O que aconteceu: estudo recente aponta queda de aves mesmo em áreas da Amazônia intocadas pela ação humana. Pesquisadores analisaram espécies insetívoras do estrato inferior, em uma área preservada a cerca de 80 km de Manaus, Brasil, e verificaram redução populacional mesmo sem degradação florestal.

Quem está envolvido: pesquisadores de instituições brasileiras e norte-americanas, liderados por Jared Wolfe, da Michigan Technological University, juntamente com colegas de George Mason University. A pesquisa envolve coleta de dados ao longo de 27 anos sobre aves do subestrato e seus alimentos.

Quando e onde ocorreu: o estudo, publicado recentemente, foca em registros de 27 anos na região central da Amazônia, em área preservada perto de Manaus, onde o microclima permanece estável, mas passa por mudanças climáticas recentes.

Por que aconteceu: a análise ligou mudanças climáticas à sobrevivência das aves. Embora o ambiente fosse considerado refúgio, o aumento de temporadas secas e a redução da chuva reduziram a disponibilidade de alimento e o desempenho reprodutivo de várias espécies.

Estresse climático e alimento

A pesquisa apresenta duas hipóteses para a mortalidade crescente: efeitos diretos do clima mais seco e maior calor, e efeitos indiretos pela queda de disponibilidade de insetos, principal alimento das aves estudadas. A segunda hipótese é vista como mais plausível pelos autores.

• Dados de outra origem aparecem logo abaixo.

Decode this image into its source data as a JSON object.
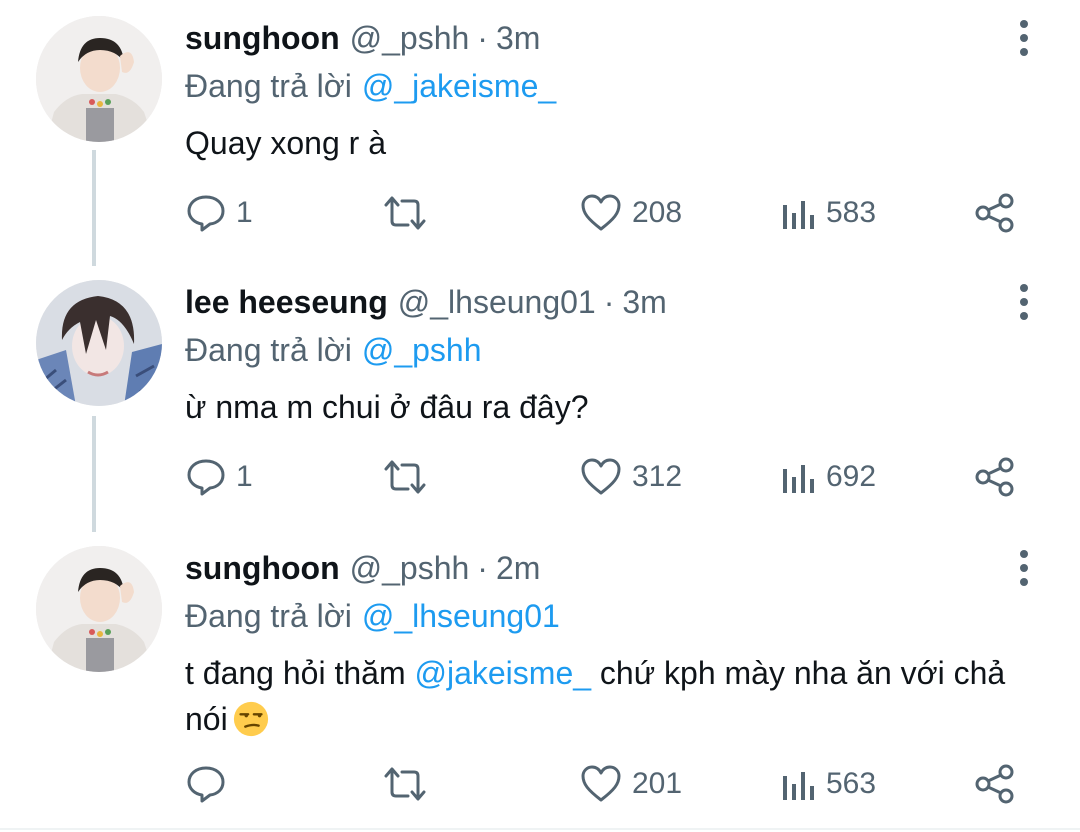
{
  "tweets": [
    {
      "name": "sunghoon",
      "handle": "@_pshh",
      "separator": "·",
      "time": "3m",
      "reply_prefix": "Đang trả lời",
      "reply_to": "@_jakeisme_",
      "body": "Quay xong r à",
      "counts": {
        "replies": "1",
        "likes": "208",
        "views": "583"
      }
    },
    {
      "name": "lee heeseung",
      "handle": "@_lhseung01",
      "separator": "·",
      "time": "3m",
      "reply_prefix": "Đang trả lời",
      "reply_to": "@_pshh",
      "body": "ừ nma m chui ở đâu ra đây?",
      "counts": {
        "replies": "1",
        "likes": "312",
        "views": "692"
      }
    },
    {
      "name": "sunghoon",
      "handle": "@_pshh",
      "separator": "·",
      "time": "2m",
      "reply_prefix": "Đang trả lời",
      "reply_to": "@_lhseung01",
      "body_before": "t đang hỏi thăm ",
      "body_mention": "@jakeisme_",
      "body_after": " chứ kph mày nha ăn với chả nói",
      "body_emoji": "unamused-face-emoji",
      "counts": {
        "replies": "",
        "likes": "201",
        "views": "563"
      }
    }
  ],
  "icons": {
    "reply": "speech-bubble-icon",
    "retweet": "retweet-icon",
    "like": "heart-icon",
    "views": "bar-chart-icon",
    "share": "share-icon",
    "more": "vertical-dots-icon"
  },
  "colors": {
    "text": "#0f1419",
    "secondary": "#536471",
    "link": "#1d9bf0",
    "thread_line": "#cfd9de"
  }
}
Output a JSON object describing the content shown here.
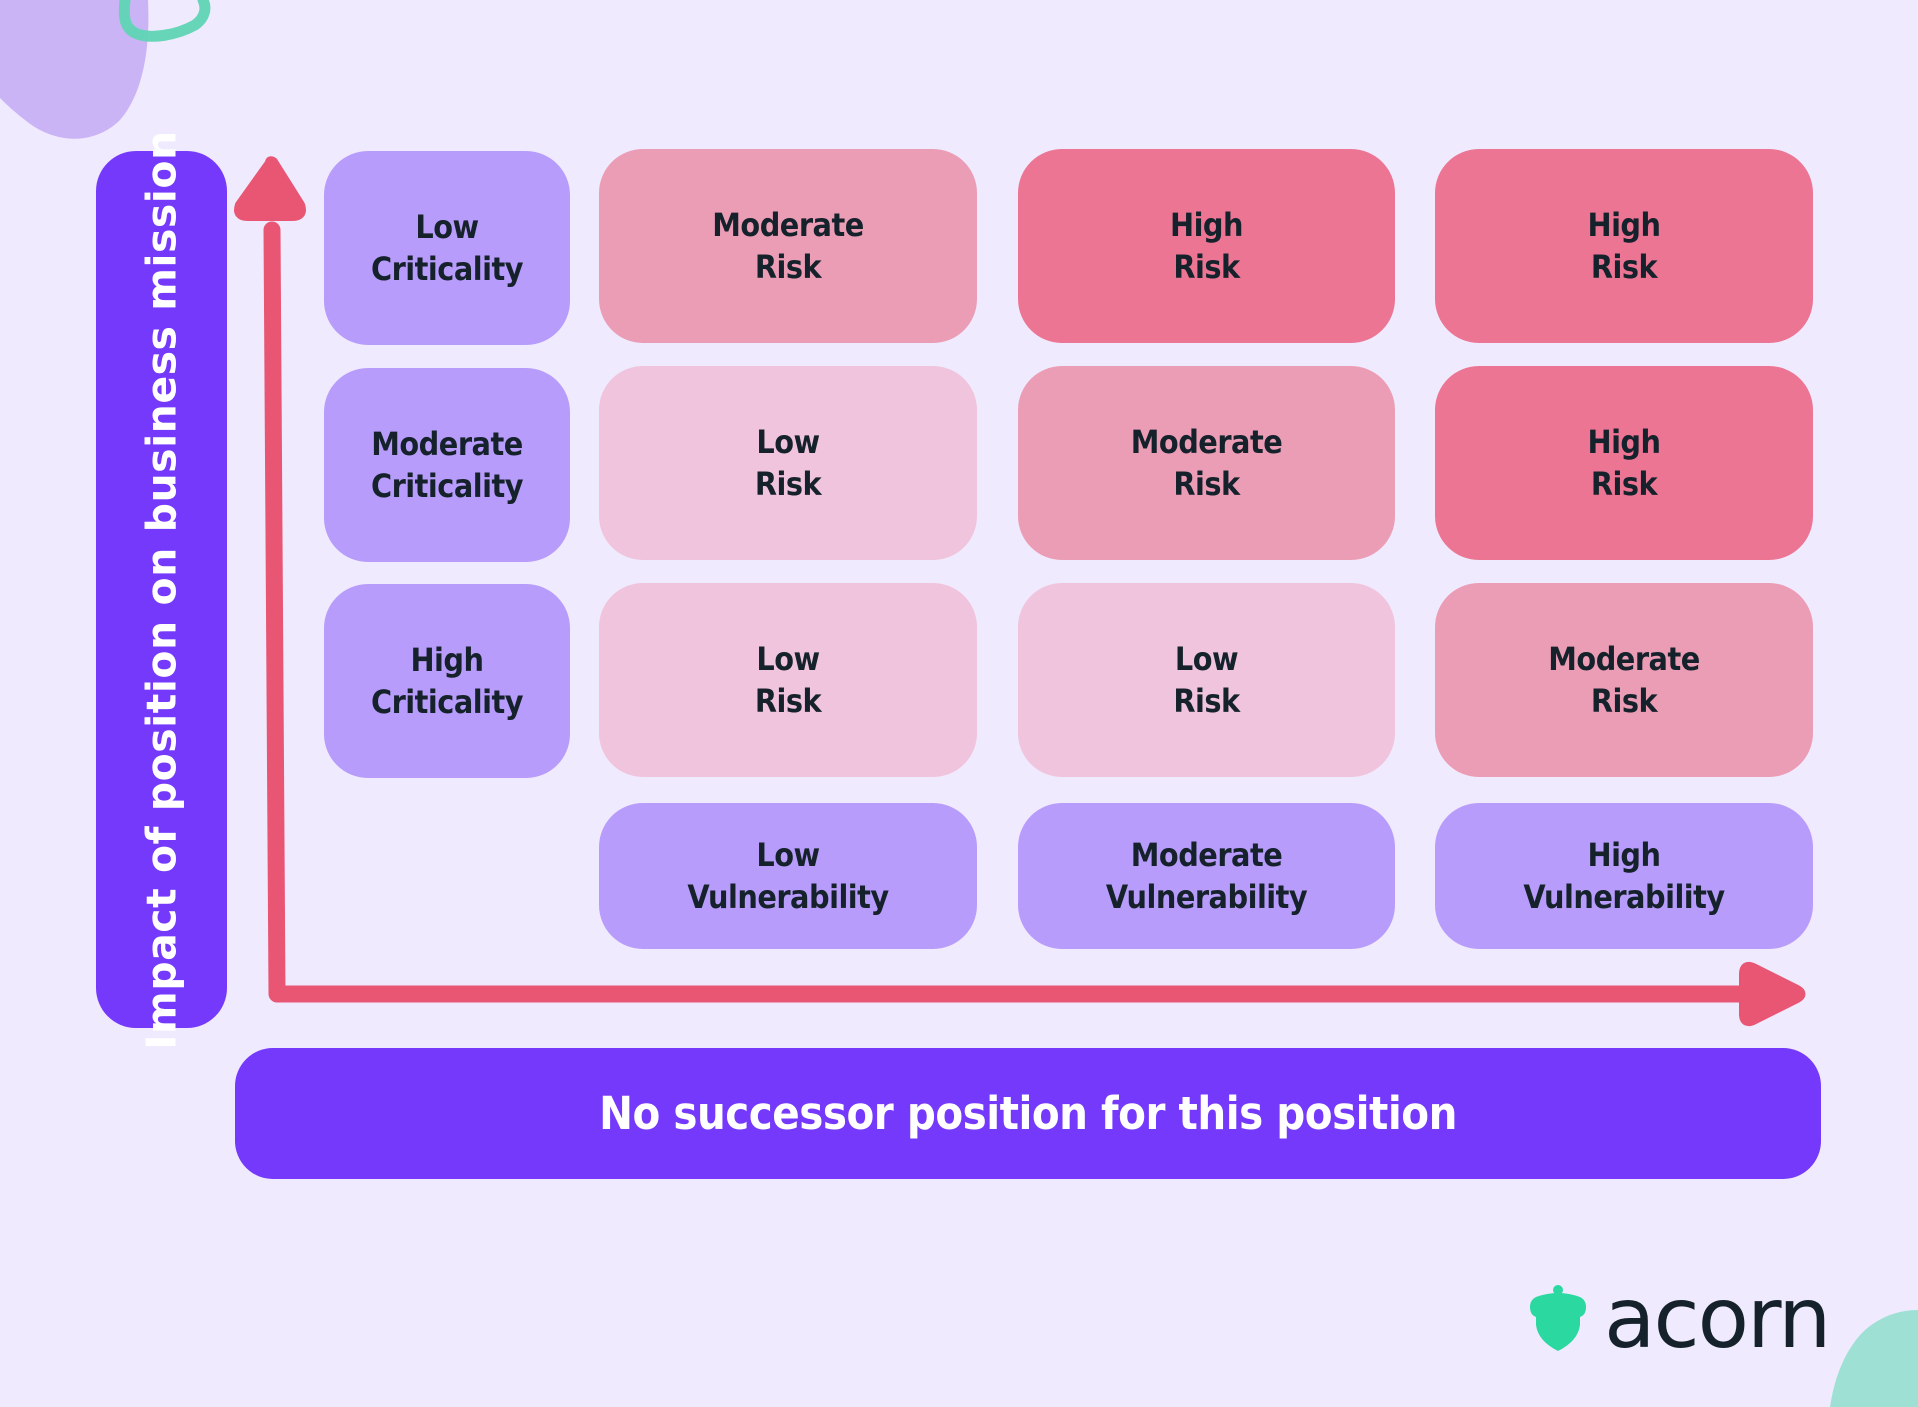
{
  "colors": {
    "background": "#f0eafe",
    "axis_label_box": "#7539fc",
    "axis_arrow": "#e85674",
    "header_cell": "#b89cfb",
    "low_risk": "#f0c4dc",
    "moderate_risk": "#ec9db6",
    "high_risk": "#ec7594",
    "brand_green": "#2bd9a0",
    "text_dark": "#16222b"
  },
  "y_axis_label": "Impact of position on business mission",
  "x_axis_label": "No successor position for this position",
  "criticality_levels": [
    {
      "line1": "Low",
      "line2": "Criticality"
    },
    {
      "line1": "Moderate",
      "line2": "Criticality"
    },
    {
      "line1": "High",
      "line2": "Criticality"
    }
  ],
  "vulnerability_levels": [
    {
      "line1": "Low",
      "line2": "Vulnerability"
    },
    {
      "line1": "Moderate",
      "line2": "Vulnerability"
    },
    {
      "line1": "High",
      "line2": "Vulnerability"
    }
  ],
  "risk_matrix": [
    [
      {
        "line1": "Moderate",
        "line2": "Risk",
        "level": "moderate"
      },
      {
        "line1": "High",
        "line2": "Risk",
        "level": "high"
      },
      {
        "line1": "High",
        "line2": "Risk",
        "level": "high"
      }
    ],
    [
      {
        "line1": "Low",
        "line2": "Risk",
        "level": "low"
      },
      {
        "line1": "Moderate",
        "line2": "Risk",
        "level": "moderate"
      },
      {
        "line1": "High",
        "line2": "Risk",
        "level": "high"
      }
    ],
    [
      {
        "line1": "Low",
        "line2": "Risk",
        "level": "low"
      },
      {
        "line1": "Low",
        "line2": "Risk",
        "level": "low"
      },
      {
        "line1": "Moderate",
        "line2": "Risk",
        "level": "moderate"
      }
    ]
  ],
  "brand": {
    "name": "acorn",
    "logo_icon": "acorn-icon"
  }
}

Análises indicam que, em média, um aumento de 1 °C na estação seca pode reduzir a taxa de sobrevivência de aves em cerca de 63%. A temperatura elevada, observada ao longo do século, interfere de forma sistemática no ecossistema da região central da Amazônia.

Impacto em espécies de maior longevidade

O estudo aponta que aves com vidas mais longas, típicas do subestrato, são as mais afetadas. Quando há menos alimento, esses animais tendem a reduzir a reprodução ou suspendê-la, comprometendo a continuidade de populações já estáveis.

Os pesquisadores planejam comparar resultados com áreas de floresta fragmentada e com um novo projeto na Universidade Federal do Amazonas, que irrigará parte da floresta durante a seca para observar respostas das aves.